After the initial lens fitting, usually a next day follow up with the lens in place is done to assess fit and initial treatment ring appearance. If things look okay, usually a 1- to 2-week follow-up is put in place. Higher prescriptions will generally require more time to treat. It is important to educate and set expectations of initial vision for the patients.
The remaining follow-ups may vary depending on how well a patient’s vision is and how good their treatment ring looks. If you are unsure, you can start by following more frequently.
The economics of ortho-K: Profitability and differentiation
Ortho-K is a powerful driver of measurable success metrics. Because it is a specialty service, it commands a higher per-patient revenue than traditional refractive care. Due to ortho-K currently being self-pay in nature, you don’t have to wait for insurance reimbursements or delays and can have instant revenue.
You can come up with your own fee structure, but it may be beneficial to know the average rates in the area your office is located in order to remain competitive. For your adult patients or current soft contact lens wearers, advising them that wearing ortho-K can be a cheaper option compared to an annual supply of regular contact lens over time.
Strategies for connecting with patients interested in ortho-K
Ortho-K patients are often very loyal, and you will be a face they remember due to the nature of follow-ups. The power of word of mouth still exists. Kids will often want to be lens free and will mention it to their parents.
Parents will often talk to other parents in schools/groups and referrals are often made. If a family consists of more than one child, the parents will more likely start treatment earlier due to already being familiar with it.
You want to become the go-to myopia management provider. It's important to be
familiar with local pediatricians and schools. Just by introducing yourself to nearby pediatricians/primary care providers, you will more likely be a referral consideration for them.
If you go a step further and educate them on myopia management, they can educate their patients too. Hosting informational sessions after school to talk about health risks regarding progressive myopia and different ways to manage help educate the community. While there may be many doctors that provide myopia management, there are more patients that are still unaware that treatment options even exist.
Final thoughts
In conclusion, integrating ortho-K into your practice may not be as daunting as it seems. Having a structured protocol and a well-educated office staff will help in the long run.

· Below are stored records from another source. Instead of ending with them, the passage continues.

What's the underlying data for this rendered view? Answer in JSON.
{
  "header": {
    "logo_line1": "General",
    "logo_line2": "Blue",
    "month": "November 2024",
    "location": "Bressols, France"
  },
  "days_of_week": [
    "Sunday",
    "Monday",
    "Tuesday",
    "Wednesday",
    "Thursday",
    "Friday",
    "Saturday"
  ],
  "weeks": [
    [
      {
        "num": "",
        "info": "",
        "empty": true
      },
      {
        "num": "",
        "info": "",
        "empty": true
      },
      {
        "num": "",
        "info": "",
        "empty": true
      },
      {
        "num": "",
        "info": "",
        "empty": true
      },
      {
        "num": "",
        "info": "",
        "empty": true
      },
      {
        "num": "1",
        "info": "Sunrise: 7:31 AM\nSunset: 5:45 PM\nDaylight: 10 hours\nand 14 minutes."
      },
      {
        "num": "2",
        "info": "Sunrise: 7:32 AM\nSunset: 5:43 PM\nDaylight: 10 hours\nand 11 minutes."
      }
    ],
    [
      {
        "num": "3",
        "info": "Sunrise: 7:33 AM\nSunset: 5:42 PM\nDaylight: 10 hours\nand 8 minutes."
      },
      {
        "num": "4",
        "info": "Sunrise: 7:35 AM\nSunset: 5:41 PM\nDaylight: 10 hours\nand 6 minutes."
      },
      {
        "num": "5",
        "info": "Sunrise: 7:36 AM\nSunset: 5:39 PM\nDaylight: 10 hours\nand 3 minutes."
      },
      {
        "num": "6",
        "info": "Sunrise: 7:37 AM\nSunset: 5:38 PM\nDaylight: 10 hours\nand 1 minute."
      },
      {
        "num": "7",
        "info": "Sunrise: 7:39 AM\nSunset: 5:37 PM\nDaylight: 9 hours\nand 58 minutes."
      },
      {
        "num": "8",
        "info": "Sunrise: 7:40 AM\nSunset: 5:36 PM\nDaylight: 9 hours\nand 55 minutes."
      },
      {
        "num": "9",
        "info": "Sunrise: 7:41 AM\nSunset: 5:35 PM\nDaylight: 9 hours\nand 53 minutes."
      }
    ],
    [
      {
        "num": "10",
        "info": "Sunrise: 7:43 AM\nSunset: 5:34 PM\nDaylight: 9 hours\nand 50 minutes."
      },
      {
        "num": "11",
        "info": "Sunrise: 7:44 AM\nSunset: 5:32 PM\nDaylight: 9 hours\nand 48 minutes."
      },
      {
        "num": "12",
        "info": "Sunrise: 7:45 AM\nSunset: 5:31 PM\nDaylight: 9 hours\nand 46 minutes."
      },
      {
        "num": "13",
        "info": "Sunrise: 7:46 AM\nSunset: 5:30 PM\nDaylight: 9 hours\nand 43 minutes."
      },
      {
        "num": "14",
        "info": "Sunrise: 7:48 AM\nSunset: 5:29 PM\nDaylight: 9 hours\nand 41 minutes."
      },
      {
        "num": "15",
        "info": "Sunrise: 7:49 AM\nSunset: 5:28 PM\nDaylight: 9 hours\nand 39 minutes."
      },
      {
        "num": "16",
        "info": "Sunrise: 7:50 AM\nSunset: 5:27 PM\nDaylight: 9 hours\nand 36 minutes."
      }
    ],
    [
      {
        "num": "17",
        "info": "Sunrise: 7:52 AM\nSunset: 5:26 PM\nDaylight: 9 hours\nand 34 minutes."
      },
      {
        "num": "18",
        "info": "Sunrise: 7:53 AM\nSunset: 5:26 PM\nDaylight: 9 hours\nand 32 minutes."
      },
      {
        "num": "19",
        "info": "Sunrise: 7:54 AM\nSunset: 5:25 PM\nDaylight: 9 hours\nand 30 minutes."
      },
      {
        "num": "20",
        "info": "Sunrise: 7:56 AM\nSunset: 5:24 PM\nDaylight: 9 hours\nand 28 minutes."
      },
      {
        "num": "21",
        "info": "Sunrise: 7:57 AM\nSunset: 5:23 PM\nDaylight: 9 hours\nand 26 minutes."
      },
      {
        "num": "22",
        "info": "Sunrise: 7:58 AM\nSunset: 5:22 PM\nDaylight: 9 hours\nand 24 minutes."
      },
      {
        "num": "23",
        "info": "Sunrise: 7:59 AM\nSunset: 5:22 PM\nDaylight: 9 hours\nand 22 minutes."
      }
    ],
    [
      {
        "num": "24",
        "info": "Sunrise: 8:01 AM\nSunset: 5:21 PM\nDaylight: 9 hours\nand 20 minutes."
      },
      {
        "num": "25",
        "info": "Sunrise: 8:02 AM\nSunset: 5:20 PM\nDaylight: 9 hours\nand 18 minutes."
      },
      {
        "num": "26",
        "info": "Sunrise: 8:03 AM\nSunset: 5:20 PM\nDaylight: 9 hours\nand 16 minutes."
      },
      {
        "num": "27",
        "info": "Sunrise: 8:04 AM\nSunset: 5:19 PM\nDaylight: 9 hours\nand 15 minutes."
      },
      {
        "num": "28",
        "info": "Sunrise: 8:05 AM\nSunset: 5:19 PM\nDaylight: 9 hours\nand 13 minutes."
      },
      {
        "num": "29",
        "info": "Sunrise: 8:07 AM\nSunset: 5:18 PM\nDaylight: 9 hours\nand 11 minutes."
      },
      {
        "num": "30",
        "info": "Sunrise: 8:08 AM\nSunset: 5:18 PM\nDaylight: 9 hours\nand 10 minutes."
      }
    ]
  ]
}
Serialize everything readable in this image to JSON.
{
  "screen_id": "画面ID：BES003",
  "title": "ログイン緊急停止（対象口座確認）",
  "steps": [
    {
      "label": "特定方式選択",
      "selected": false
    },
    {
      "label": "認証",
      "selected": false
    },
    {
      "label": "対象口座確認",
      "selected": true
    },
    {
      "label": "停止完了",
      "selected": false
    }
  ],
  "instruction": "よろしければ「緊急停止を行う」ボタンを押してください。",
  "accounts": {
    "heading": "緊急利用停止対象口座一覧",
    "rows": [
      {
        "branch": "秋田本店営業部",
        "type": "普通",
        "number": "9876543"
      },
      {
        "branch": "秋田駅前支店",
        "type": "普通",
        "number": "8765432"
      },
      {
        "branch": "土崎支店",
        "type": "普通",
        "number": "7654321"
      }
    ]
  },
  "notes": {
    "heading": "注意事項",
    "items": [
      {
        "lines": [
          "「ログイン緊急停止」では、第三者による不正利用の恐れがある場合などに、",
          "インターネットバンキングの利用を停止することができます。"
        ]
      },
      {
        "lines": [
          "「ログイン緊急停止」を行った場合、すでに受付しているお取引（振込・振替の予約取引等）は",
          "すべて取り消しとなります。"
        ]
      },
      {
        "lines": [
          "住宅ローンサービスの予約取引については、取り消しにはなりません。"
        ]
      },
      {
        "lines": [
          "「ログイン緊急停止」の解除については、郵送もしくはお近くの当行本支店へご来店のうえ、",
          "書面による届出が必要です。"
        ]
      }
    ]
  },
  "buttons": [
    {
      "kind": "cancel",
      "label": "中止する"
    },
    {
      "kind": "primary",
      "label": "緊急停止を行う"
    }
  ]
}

Remember that education is key and that you are helping prevent medical risks and not just selling a lens. Knowing that you don’t need to search for new patients and in fact may have many existing patients who might be interested is a great place to start.
The choice to integrate ortho-K is a choice to reassess your practice mix. Innovation does not require abandoning primary care; rather, it strengthens it. By offering advanced solutions like ortho-K, you provide your patients with superior care while building a more resilient, profitable business.
Orthokeratology is more than a clinical tool—it is a strategic, patient-centered path to sustainable growth in the modern era of optometry.